You should report any suspected verbal abuse to the nursing home's management immediately. If the administrative staff fail to address your concerns or respond by attempting to restrict your right to visit with your loved one privately, this behavior should be taken as an indication that abuse is a widespread part of the facility's culture. In this case, you would want to initiate a transfer to another nursing home immediately.

Link Between Verbal Abuse and Physical Abuse

In many cases, verbal abuse of nursing home residents progresses to physical abuse. When the factors that triggered the verbal abuse aren't stopped, staff can progress to hitting, kicking, shoving, slapping, pinching, or shaking residents. Broken bones, internal bleeding, and other serious health problems can result. One study found that physically abused nursing home residents had a 300% higher risk of death.

Preventing Elder Abuse

Being actively involved in a loved one's care is the best way to reduce the risk of elder abuse, since seniors who are isolated and don't have access to a strong support system make easy targets for frustrated and angry care providers. It's also vital that you listen to your loved one's concerns and address all issues promptly. Do not brush off a description of a troubling incident as the product of a confused mind or overactive imagination.
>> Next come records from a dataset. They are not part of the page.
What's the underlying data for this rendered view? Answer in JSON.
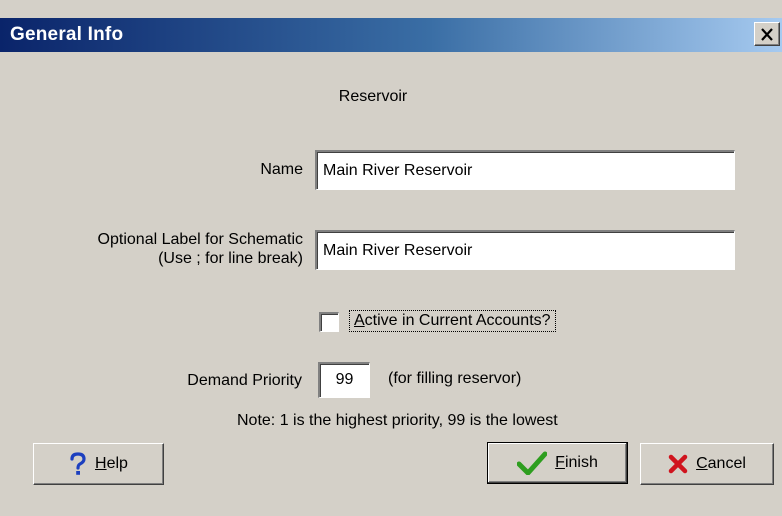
{
  "window": {
    "title": "General Info",
    "close_icon": "close-x-icon"
  },
  "form": {
    "heading": "Reservoir",
    "name_label": "Name",
    "name_value": "Main River Reservoir",
    "label_line1": "Optional Label for Schematic",
    "label_line2": "(Use ; for line break)",
    "label_value": "Main River Reservoir",
    "active_checked": false,
    "active_label_mnemonic": "A",
    "active_label_rest": "ctive in Current Accounts?",
    "priority_label": "Demand Priority",
    "priority_value": "99",
    "priority_hint": "(for filling reservor)",
    "note": "Note: 1 is the highest priority, 99 is the lowest"
  },
  "buttons": {
    "help": {
      "mnemonic": "H",
      "rest": "elp",
      "icon": "question-mark-icon",
      "icon_color": "#1c3fbf"
    },
    "finish": {
      "mnemonic": "F",
      "rest": "inish",
      "icon": "checkmark-icon",
      "icon_color": "#2e9e1f"
    },
    "cancel": {
      "mnemonic": "C",
      "rest": "ancel",
      "icon": "red-x-icon",
      "icon_color": "#d0141e"
    }
  },
  "colors": {
    "titlebar_start": "#0a246a",
    "titlebar_end": "#a6caf0",
    "dialog_bg": "#d4d0c8"
  }
}
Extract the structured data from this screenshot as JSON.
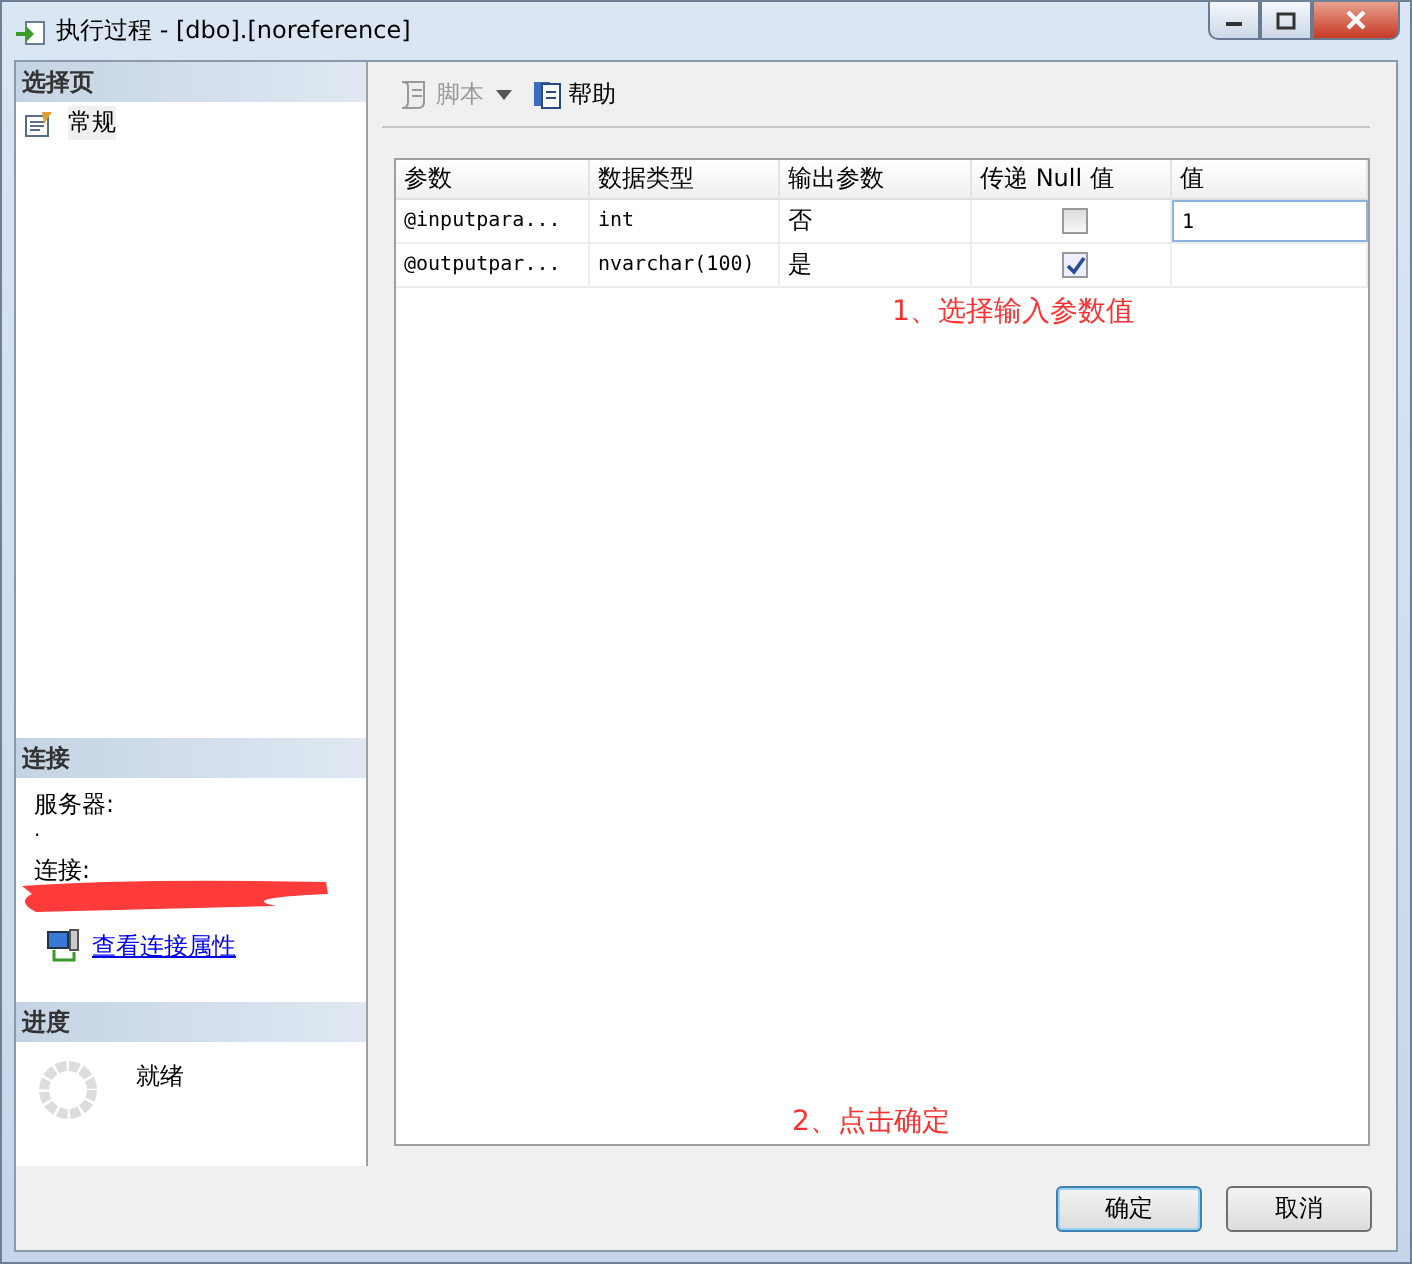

If you find evidence to suggest that your loved one is a victim of nursing home abuse, seek the assistance of a skilled attorney immediately. An attorney experienced in cases involving elder abuse can help you seek compensation for:

  • Medical expenses
  • Pain and suffering
  • Disability
  • Disfigurement
  • Violations of the resident's dignity
  • Funeral costs

A nursing home resident who lacks the mental capacity to participate in legal action will need a guardian ad litem (GAL) appointed to act on his behalf. In most cases, this is a spouse, adult child, or close family member. However, the court can appoint a GAL when no family member is available.